Une souris sur la tête

Si j’ai pris plaisir à écorner gentiment l’engouement actuel pour ces annonces de nouvelles caméras « révolutionnaires » qui sortent presque chaque mois, je ne peux pas nier suivre de très près l’évolution passionnante que ces objets connaissent actuellement. Ma favorite dans cette féroce compétition technico-marketing est la GoPro. Et je vais vous prouver qu’elle constitue, assûrément, l’un des avenirs du cinéma.

Cette caméra a, évidemment, une sale réputation : conçue il y a treize ans par un surfeur au chômage, sa commercialisation, en 2005, a, d’abord, passionné les fans de sports extrêmes et de vidéos en ligne. Des publics, a priori, bien éloignés du chef opérateur classique. Le marketing ingénieux de la marque, qui a tant aidé à l’imposer par la suite, n’a pas davantage augmenté sa popularité auprès d’une profession qui cultive volontiers, à tort ou à raison, le goût du secret. Il y a également ce prix ridicule : entre 250 € et 450 €, c’est rédhibitoire dans une économie fondée sur la location et qui ne rechigne pas à maintenir une politique tarifaire élevée – regardez par exemple ces 75 000 $ pour une Alexa Studio… d’occasion. Et pourtant, force est d’admettre que cette caméra qui tient dans la main et ne pèse que 136 grammes joue de plus en plus dans la cour de ses consœurs respectables.

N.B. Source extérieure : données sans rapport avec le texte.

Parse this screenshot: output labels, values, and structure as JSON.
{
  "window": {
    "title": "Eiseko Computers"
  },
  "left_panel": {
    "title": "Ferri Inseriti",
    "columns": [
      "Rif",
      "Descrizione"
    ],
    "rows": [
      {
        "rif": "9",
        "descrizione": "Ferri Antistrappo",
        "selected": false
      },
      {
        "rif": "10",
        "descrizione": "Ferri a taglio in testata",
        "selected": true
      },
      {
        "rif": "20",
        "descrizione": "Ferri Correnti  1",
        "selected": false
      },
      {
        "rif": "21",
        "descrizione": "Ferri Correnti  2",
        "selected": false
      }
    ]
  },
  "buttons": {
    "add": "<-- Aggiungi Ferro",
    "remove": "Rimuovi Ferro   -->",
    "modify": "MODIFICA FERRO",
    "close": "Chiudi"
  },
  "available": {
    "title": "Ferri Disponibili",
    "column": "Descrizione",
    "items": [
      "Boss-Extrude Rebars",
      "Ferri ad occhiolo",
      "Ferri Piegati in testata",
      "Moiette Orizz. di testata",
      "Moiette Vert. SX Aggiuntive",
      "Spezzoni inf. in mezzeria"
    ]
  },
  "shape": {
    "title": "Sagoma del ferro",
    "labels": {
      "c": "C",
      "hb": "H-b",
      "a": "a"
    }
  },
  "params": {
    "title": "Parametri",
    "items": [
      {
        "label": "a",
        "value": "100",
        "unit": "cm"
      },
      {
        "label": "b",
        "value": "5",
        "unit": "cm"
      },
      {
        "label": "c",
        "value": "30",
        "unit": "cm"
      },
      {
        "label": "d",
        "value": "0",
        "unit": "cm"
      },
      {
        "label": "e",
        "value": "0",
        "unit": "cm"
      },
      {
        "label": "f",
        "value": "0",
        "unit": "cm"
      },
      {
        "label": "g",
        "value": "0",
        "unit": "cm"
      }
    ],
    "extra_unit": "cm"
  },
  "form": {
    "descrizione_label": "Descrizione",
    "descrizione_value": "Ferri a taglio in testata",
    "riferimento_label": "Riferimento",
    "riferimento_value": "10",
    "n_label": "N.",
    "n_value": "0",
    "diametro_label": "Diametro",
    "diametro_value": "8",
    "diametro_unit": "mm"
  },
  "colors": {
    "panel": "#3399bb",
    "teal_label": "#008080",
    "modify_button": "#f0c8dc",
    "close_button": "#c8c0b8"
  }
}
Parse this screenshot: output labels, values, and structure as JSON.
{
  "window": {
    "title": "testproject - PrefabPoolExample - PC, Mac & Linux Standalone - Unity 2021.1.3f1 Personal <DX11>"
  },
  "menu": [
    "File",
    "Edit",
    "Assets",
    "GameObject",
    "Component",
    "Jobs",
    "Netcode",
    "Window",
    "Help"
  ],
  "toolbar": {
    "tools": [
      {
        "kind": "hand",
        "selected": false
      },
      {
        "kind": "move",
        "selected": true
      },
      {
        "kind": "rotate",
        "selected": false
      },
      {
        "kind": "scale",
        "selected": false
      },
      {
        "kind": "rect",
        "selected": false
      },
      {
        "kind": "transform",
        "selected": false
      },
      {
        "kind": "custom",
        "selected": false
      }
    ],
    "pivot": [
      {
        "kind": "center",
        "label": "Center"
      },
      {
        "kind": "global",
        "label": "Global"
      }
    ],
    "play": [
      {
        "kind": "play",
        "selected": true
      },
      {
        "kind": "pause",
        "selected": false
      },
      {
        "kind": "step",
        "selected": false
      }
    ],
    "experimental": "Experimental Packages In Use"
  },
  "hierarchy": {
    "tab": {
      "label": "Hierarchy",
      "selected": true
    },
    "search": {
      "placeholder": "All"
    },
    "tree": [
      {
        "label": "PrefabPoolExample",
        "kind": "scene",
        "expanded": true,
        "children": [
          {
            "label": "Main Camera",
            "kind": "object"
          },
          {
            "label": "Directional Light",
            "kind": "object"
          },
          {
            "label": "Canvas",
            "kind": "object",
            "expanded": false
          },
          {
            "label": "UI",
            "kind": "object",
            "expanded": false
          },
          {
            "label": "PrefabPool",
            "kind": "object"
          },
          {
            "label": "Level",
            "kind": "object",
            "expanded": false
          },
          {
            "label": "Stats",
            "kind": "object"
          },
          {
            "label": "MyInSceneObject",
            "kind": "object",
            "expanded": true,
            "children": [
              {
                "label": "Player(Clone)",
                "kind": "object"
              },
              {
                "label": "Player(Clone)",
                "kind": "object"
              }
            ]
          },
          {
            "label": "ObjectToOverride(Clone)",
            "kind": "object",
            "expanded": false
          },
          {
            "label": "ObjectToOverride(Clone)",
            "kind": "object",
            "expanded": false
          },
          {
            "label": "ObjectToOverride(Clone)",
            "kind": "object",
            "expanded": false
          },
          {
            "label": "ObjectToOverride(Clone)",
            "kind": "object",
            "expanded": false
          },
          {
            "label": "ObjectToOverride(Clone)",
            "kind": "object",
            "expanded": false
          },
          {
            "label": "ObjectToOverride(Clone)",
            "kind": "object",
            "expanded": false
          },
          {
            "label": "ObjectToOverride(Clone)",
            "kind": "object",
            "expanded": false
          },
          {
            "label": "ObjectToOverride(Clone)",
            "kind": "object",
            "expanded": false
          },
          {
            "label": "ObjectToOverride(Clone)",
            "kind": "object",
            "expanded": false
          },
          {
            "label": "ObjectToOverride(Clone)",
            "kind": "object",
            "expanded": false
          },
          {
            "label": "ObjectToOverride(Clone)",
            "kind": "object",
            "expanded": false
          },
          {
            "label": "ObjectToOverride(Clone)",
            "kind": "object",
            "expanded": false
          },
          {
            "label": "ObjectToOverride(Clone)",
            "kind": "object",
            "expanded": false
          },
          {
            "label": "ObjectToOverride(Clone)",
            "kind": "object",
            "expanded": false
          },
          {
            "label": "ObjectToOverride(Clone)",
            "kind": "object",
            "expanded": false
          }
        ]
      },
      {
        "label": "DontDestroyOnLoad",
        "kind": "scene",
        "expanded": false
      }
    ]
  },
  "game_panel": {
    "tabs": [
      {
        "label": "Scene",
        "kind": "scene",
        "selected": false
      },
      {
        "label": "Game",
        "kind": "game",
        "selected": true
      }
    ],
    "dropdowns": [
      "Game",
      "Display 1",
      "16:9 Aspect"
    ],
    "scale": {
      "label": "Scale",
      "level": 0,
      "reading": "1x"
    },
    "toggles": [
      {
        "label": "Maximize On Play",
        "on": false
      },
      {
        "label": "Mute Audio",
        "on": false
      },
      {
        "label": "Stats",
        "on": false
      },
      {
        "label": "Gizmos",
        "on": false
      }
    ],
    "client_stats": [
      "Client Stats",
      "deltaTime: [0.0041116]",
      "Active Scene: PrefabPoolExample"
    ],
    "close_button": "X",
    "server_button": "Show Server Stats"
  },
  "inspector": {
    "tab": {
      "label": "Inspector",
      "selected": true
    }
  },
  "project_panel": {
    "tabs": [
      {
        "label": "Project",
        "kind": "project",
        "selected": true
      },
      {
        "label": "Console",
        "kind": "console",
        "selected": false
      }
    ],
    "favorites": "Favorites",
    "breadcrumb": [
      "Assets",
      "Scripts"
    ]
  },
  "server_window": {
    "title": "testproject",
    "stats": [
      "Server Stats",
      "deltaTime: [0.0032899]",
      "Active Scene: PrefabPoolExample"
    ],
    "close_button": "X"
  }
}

Plusieurs indices forts confirment cette tendance : cette année, la GoPro est listée parmi les caméras utilisées sur un des films nommés pour les Oscars 2014. Leviathan, expérience documentaire éprouvante et atypique, entièrement tournée avec cette caméra, est sortie cet été dans les salles françaises. Un autre court métrage stimulant, Run Like Hell met également en avant son tournage exclusivement en GoPro :

Sans n’avoir encore connu des succès comme ceux de la RED ou du 5D, ces frémissements sont confirmés par les capacités de l’objet : une sensibilité de base de 640 ISO, avec 8 diaphs de lattitude de pose, ouverture à 2,8, résolution de 2,7 K à 30 images par seconde, et en full HD jusqu’à 60 images par seconde. Pour ceux qui sont froissés par les chiffres, résumons en disant que les appareils photos d’il y a cinq ans ne faisaient pas mieux, pour cinq fois plus cher. Et les caméras numériques professionnelles non plus pour cent fois plus cher.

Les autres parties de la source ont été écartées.